The leads for the laser in France populated a spare electronics board nearly identical to the one on Mars and spent several weeks testing various modes that might cause some instability. They found that the HV behavior was no risk to the rest of the instrument.
The team decided to test several laser operational modes on Mars to determine how to best restart laser operations. Testing on Mars with ChemCam has shown that the HV remains relatively stable when the instrument is cool; the laser continues to fire normally and return excellent science data. Moving forward, the ChemCam team will continue the use of the laser but will limit the total number of laser activities planned at a single time to maintain cooler instrument temperatures.

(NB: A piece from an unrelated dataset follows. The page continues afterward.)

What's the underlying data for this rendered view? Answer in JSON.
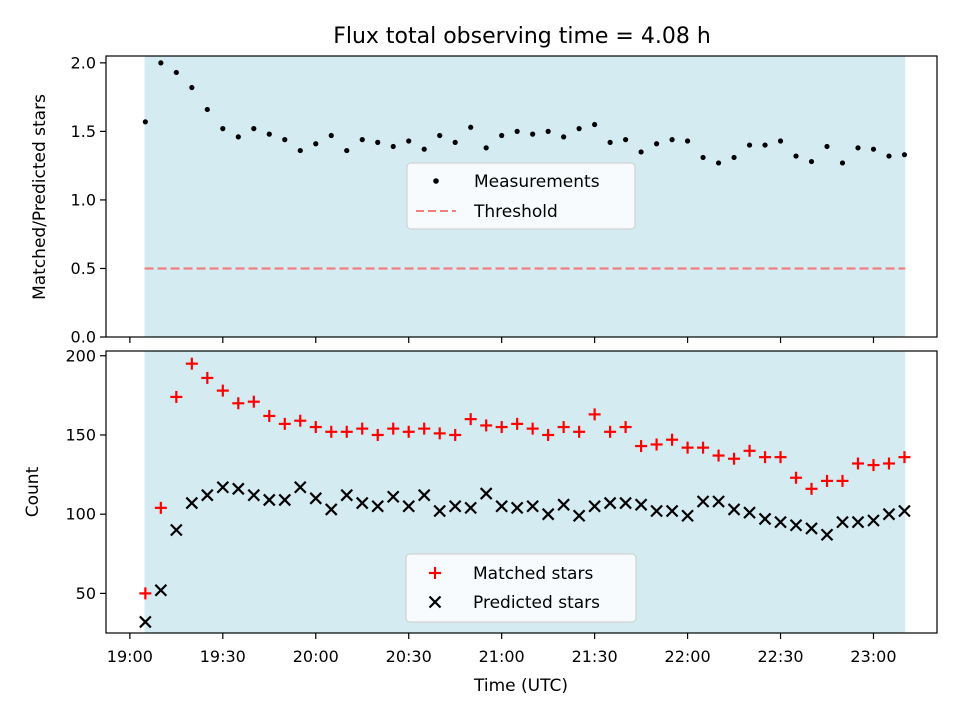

“This return to normal laser operations represents an enormous effort from the team to respond rapidly to find a solution,” said Nina Lanza, principal investigator of ChemCam. “The ChemCam instrument has thus far returned over 880,000 individual spectra (each representing a single laser shot) from 3,000 different targets, and more than 16,000 images. It will continue to add to this impressive data set as the Curiosity mission continues—which is exciting news for all of us.”